La igualdad es un concepto recogido en la Constitución Española, que establece la prohibición de cualquier discriminación por razón de nacimiento, raza, sexo, religión o cualquier otra condición personal o social.

De esta manera se establece un principio constitucional que defiende la igualdad entre hombres y mujeres en nuestra sociedad.

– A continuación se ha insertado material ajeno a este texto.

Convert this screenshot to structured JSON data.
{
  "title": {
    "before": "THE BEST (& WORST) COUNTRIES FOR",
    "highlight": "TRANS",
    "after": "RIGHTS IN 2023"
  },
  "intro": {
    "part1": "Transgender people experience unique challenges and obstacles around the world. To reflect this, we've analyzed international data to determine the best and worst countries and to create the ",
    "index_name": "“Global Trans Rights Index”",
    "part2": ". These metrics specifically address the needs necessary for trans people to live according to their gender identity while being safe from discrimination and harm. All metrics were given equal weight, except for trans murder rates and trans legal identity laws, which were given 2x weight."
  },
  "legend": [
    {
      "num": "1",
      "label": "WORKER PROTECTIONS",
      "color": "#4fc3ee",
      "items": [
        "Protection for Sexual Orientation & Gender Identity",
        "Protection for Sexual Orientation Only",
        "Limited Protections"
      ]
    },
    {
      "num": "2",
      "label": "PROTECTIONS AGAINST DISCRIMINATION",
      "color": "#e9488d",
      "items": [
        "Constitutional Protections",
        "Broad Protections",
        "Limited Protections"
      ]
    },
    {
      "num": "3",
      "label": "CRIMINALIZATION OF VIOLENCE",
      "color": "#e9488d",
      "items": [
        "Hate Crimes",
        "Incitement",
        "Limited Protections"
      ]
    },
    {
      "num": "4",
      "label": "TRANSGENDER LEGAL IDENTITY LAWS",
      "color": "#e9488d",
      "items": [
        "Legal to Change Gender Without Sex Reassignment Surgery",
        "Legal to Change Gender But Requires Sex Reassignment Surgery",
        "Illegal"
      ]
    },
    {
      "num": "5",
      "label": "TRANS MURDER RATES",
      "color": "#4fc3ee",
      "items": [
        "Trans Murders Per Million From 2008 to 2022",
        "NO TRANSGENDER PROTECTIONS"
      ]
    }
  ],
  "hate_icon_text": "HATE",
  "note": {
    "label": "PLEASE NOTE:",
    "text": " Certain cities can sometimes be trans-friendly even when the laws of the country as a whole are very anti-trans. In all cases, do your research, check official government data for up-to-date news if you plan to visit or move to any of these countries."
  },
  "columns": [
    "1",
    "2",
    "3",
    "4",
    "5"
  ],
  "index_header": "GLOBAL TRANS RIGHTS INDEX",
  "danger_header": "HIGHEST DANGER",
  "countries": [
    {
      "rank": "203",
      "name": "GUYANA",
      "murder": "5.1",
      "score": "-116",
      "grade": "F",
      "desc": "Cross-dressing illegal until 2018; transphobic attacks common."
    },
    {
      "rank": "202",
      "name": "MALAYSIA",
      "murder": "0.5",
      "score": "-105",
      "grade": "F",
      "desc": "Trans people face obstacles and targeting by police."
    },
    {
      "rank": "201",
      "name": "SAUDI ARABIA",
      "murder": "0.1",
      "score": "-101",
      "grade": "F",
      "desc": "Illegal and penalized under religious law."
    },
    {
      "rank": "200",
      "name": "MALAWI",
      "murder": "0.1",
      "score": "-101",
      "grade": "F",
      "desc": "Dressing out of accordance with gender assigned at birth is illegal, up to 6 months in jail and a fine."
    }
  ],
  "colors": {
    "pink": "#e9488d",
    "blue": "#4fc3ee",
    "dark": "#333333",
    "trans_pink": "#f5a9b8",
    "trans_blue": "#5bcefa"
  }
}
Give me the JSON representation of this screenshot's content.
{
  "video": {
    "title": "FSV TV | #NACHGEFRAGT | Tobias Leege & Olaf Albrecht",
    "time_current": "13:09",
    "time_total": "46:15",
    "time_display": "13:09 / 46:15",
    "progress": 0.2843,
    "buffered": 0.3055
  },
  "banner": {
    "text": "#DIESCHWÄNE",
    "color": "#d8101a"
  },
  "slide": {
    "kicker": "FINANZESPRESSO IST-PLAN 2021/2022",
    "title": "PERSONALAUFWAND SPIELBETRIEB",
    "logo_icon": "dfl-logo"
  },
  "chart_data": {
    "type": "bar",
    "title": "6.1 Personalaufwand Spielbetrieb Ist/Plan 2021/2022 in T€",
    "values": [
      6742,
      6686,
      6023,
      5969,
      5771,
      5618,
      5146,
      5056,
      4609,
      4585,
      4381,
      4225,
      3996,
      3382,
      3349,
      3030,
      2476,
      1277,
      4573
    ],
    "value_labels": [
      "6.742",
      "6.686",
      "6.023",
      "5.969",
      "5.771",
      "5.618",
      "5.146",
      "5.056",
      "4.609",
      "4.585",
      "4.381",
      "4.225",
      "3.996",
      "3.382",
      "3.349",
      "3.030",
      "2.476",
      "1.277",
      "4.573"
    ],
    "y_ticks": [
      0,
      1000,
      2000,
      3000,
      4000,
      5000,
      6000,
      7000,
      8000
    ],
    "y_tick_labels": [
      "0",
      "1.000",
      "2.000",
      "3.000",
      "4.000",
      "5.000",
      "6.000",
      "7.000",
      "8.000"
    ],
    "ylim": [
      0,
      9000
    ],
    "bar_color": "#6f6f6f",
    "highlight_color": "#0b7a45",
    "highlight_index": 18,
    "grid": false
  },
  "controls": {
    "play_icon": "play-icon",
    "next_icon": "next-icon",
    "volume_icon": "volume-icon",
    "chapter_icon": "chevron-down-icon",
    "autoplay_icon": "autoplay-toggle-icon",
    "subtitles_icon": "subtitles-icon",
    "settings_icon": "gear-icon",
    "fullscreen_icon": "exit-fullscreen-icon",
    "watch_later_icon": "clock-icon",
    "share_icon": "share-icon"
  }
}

Posteriormente se han ido aprobando acuerdos, leyes y resoluciones que pretenden llevar a la práctica este derecho.

La igualdad, por tanto, es concebida como un derecho, una norma fundamental para el bienestar de las personas. En la práctica, supone una relación de equivalencia, en el sentido de que todos tenemos el mismo valor, y precisamente por ello somos «iguales». Significa juzgar con el mismo baremo o medir con el mismo rasero a personas diferentes. En este sentido, la igualdad admite diferencias, pero no desigualdades, es decir, tiene en cuenta la diversidad entre sujetos de una misma especie, sin que implique discriminaciones ni privilegios de ningún tipo (Amorós, C. 2002) de unos sobre otros.

Para la consecuencia de la igualdad es fundamental la libertad, respetar la capacidad de una persona para actuar y no someterla a los propios deseos personales.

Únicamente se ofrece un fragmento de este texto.